If a new job has passed all the validation checks then it will be
marked as valid in the registry database. If the new job has
failed any checks then, as with the loading stage, it will initially
be considered a soft failure and the job will be left in the
incoming queue up to the time specified in
the wait_for_job
option. With each queue run it will be
reconsidered to see if it has become valid. This allows time for the
complete submission of files over a slow network when a network
filesystem is being used. Once that time limit is exceeded then
a hard failure will have occurred and the job will be marked
in the registry database as invalid
. The job would then
move immediately the Clean-Up stage.
Once the job has been validated it is copied to the directory
where accepted jobs are stored. Throughout the copying
process the new PkgForge::Job
object for the recently
validated job is kept in memory. Once the copying is complete this
object is used to, once more, check the SHA1 sums of the copied source
files to ensure that no tampering or corruption has occurred. This
object is also used to write-out a new job metadata file into the
accepted job directory.
The intention is that, for security, only the user which the incoming queue processor runs as is permitted to write into the accepted job directory. If a standard, local unix filesystem is being and anything else is run as the same user then this probably does not give much extra confidence. However, if something like AFS is being used then there can be a high-level of trust in the data integrity of the accepted job directory if the write/insert access is highly restricted.
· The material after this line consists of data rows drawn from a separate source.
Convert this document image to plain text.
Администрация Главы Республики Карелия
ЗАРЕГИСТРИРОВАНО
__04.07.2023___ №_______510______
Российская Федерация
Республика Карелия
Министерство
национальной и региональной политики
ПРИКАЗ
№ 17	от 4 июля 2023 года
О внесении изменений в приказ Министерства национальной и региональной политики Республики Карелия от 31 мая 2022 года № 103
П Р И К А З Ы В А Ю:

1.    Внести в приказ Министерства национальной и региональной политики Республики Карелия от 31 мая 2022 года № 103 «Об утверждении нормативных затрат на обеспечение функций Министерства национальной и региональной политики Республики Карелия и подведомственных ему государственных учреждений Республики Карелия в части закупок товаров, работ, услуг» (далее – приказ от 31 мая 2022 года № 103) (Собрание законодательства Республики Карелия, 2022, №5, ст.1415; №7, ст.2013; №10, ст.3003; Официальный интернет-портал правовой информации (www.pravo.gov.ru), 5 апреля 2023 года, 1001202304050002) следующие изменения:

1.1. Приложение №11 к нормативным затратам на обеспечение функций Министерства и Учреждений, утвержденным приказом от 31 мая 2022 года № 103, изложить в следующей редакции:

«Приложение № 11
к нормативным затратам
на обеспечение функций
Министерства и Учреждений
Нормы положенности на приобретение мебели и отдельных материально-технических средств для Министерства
If, for any reason, the transfer fails, then the processing of this job will be considered to have failed. It will then be marked in the registry database as being in the failed state and it will be moved immediately to the Clean-Up stage.
Once a job has been validated and accepted then tasks can be registered for each platform. Terminology is used here to avoid confusion, a task is purely a job which has been registered for a specific platform/architecture. It should be noted that a job can be considered completely valid but not result in the registration of any tasks. In that case nothing will actually be done with the submitted job and its source packages.
As part of the processing instructions specified by the user, each submitted job has a list of applicable platforms and a list of applicable architectures. Typically, these might actually be just the special "all" string in both cases, as expected, this signifies that tasks should be registered for all platforms and/or architectures. There is plenty of scope for a user to be able to specify and restrict the sets of platforms and architectures for which tasks should be registered, this is fully described in the job documentation. The sets of target platforms and architectures are computed by examining the list of available, active, platforms in the registry database and applying the filters specified by the user for the new job.
Note that having a task registered for an active platform does not guarantee that a build daemon is currently available for that platform. It is perfectly acceptable to queue tasks for a platform which currently has no build daemons registered. It may also, of course, be the case that a build daemon is busy or currently unavailable due to maintenance. It is also worth noting that a platform may have multiple build daemons. It is not possible to guarantee which build daemon will accept a particular task, as they should all have identical build environments this should not cause problems. Full details of the task scheduling is available in the build daemon documentation.
Once tasks have been successfully registered the new job will be marked in the registry database as being in the registered state. If, for any reason, the task registration fails, then the processing of this job will be considered to have failed. It will then be marked in the registry database as being in the failed state and it will be moved immediately to the Clean-Up stage.
The final stage, no matter which final state a submitted job has achieved, is the clean-up of the incoming queue directory. The directory for the submitted job and all of the contents will be removed.